Jaranan Glundengan, Harmoni Budaya Madura dan Jawa yang Tetap Hidup di Tengah Desa

JEMBER – Dentuman gamelan dan teriakan penari jaranan masih akrab terdengar di Desa Glundengan, Kecamatan Wuluhan. Di sini, kesenian tradisional itu bukan sekadar tontonan, tapi napas kehidupan budaya.

Setiap pertunjukan selalu dipadati warga dari berbagai usia. Anak-anak, remaja, hingga orang tua berkumpul di balai desa, menikmati atraksi penuh warna dari para penari dan penabuh gamelan.

Kesenian jaranan Glundengan tumbuh dari rasa kagum warga terhadap pertunjukan serupa di daerah lain. Dari situ, muncul semangat untuk membangun dan melestarikan versi khas mereka sendiri.

Jaranan di desa ini memadukan unsur budaya Madura dan Jawa (Banyuwangi), mencerminkan identitas Jember sebagai daerah Pandalungan. Perpaduan itu menghadirkan sajian unik yang memikat mata penonton.

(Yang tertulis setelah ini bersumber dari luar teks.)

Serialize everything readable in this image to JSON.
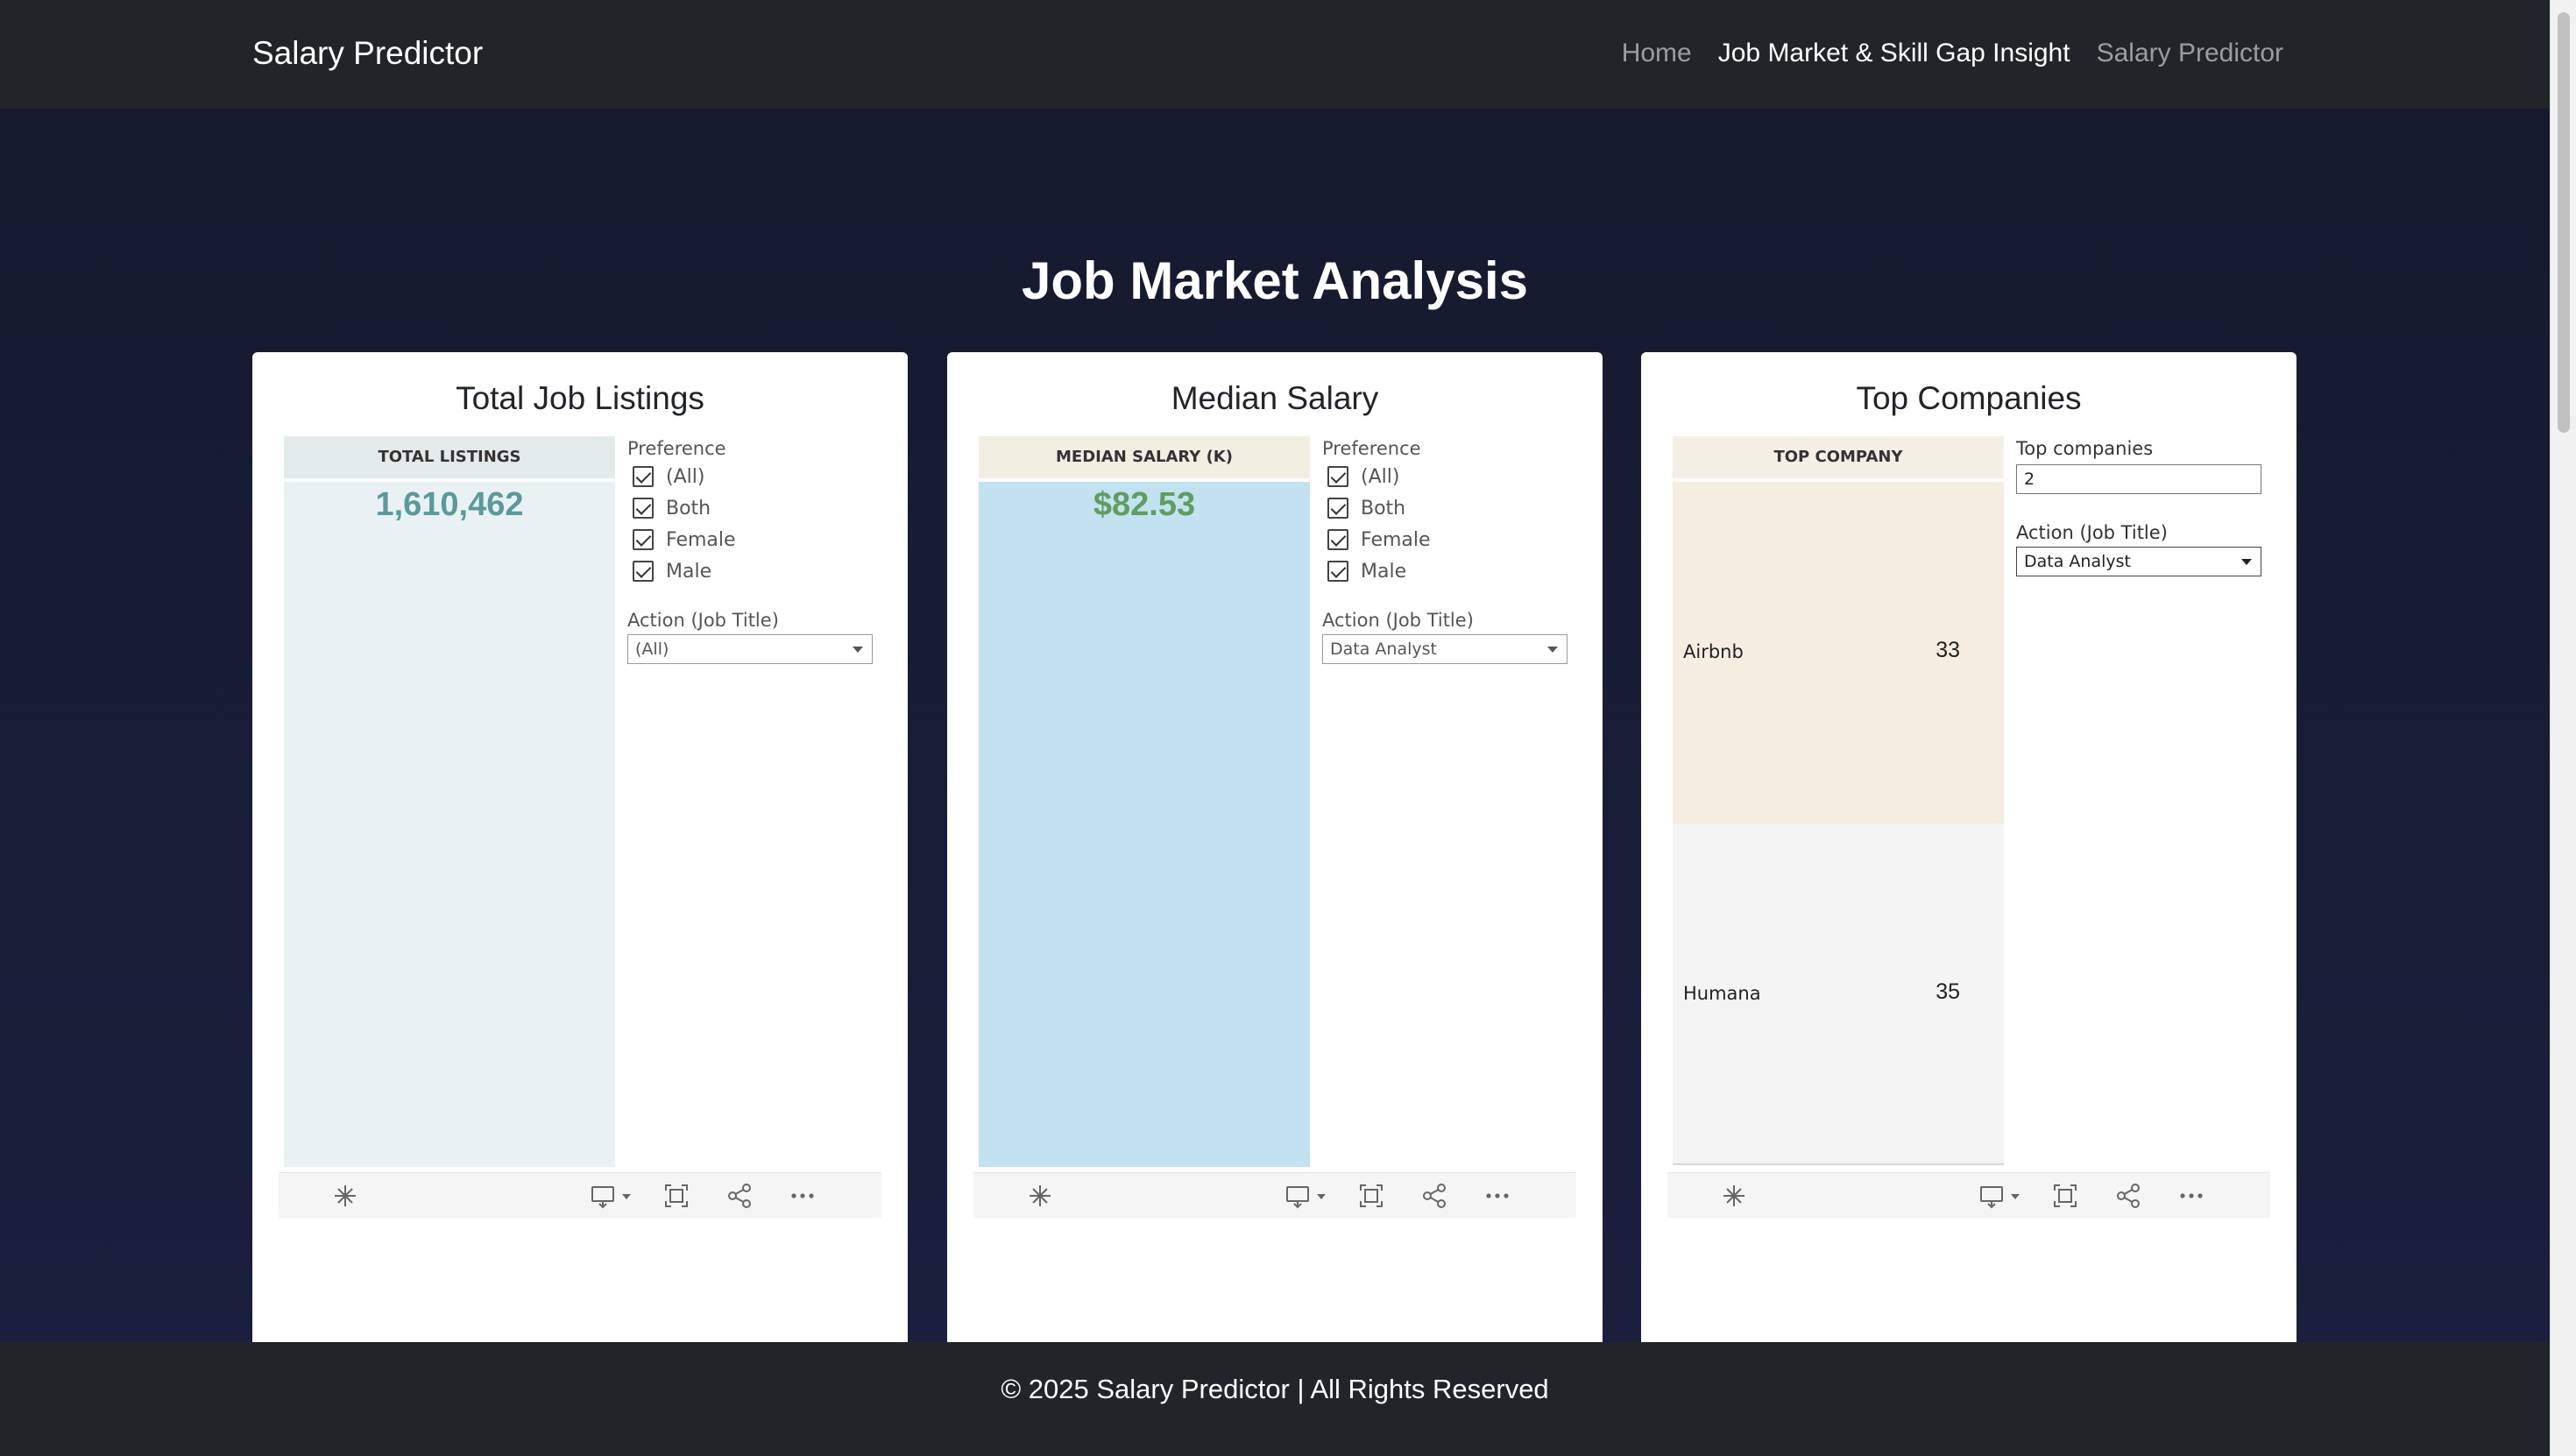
{
  "nav": {
    "brand": "Salary Predictor",
    "links": [
      "Home",
      "Job Market & Skill Gap Insight",
      "Salary Predictor"
    ],
    "active_index": 1
  },
  "main": {
    "title": "Job Market Analysis"
  },
  "cards": {
    "listings": {
      "title": "Total Job Listings",
      "header": "TOTAL LISTINGS",
      "value": "1,610,462",
      "value_color": "#5a9a9a",
      "header_bg": "#e3ebea",
      "body_bg": "#e9f1f3",
      "preference_label": "Preference",
      "preferences": [
        "(All)",
        "Both",
        "Female",
        "Male"
      ],
      "action_label": "Action (Job Title)",
      "action_value": "(All)"
    },
    "salary": {
      "title": "Median Salary",
      "header": "MEDIAN SALARY (K)",
      "value": "$82.53",
      "value_color": "#5f9e5f",
      "header_bg": "#f0efe2",
      "body_bg": "#c2e1f1",
      "preference_label": "Preference",
      "preferences": [
        "(All)",
        "Both",
        "Female",
        "Male"
      ],
      "action_label": "Action (Job Title)",
      "action_value": "Data Analyst"
    },
    "companies": {
      "title": "Top Companies",
      "header": "TOP COMPANY",
      "header_bg": "#f3efe4",
      "rows": [
        {
          "name": "Airbnb",
          "count": "33",
          "bg": "#f4ede0"
        },
        {
          "name": "Humana",
          "count": "35",
          "bg": "#f4f4f4"
        }
      ],
      "top_label": "Top companies",
      "top_value": "2",
      "action_label": "Action (Job Title)",
      "action_value": "Data Analyst"
    }
  },
  "toolbar_icons": [
    "viz-home-icon",
    "download-icon",
    "fullscreen-icon",
    "share-icon",
    "more-icon"
  ],
  "footer": {
    "text": "© 2025 Salary Predictor | All Rights Reserved"
  }
}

Penjabat Dusun Sumberjo, Hakiki Gelar, menyebut jaranan masih rutin digelar. “Pertunjukan ini menjadi cara kami memperkenalkan budaya lokal kepada masyarakat luas,” ujarnya.

Tak hanya warga, mahasiswa KKN UIN KHAS Jember Posko 12 juga terlibat aktif. Mereka membantu publikasi, dokumentasi, hingga mendukung pelaksanaan setiap acara jaranan di desa tersebut.

Keterlibatan mahasiswa menjadi bukti sinergi antara dunia akademik dan masyarakat dalam menjaga warisan budaya. “Kami belajar banyak tentang makna gotong royong lewat kesenian ini,” ujar salah satu mahasiswa KKN.

Di tengah derasnya arus globalisasi, semangat warga Glundengan untuk melestarikan jaranan tetap menyala. Bagi mereka, jaranan bukan sekadar hiburan, tapi simbol identitas dan kebanggaan yang harus dijaga.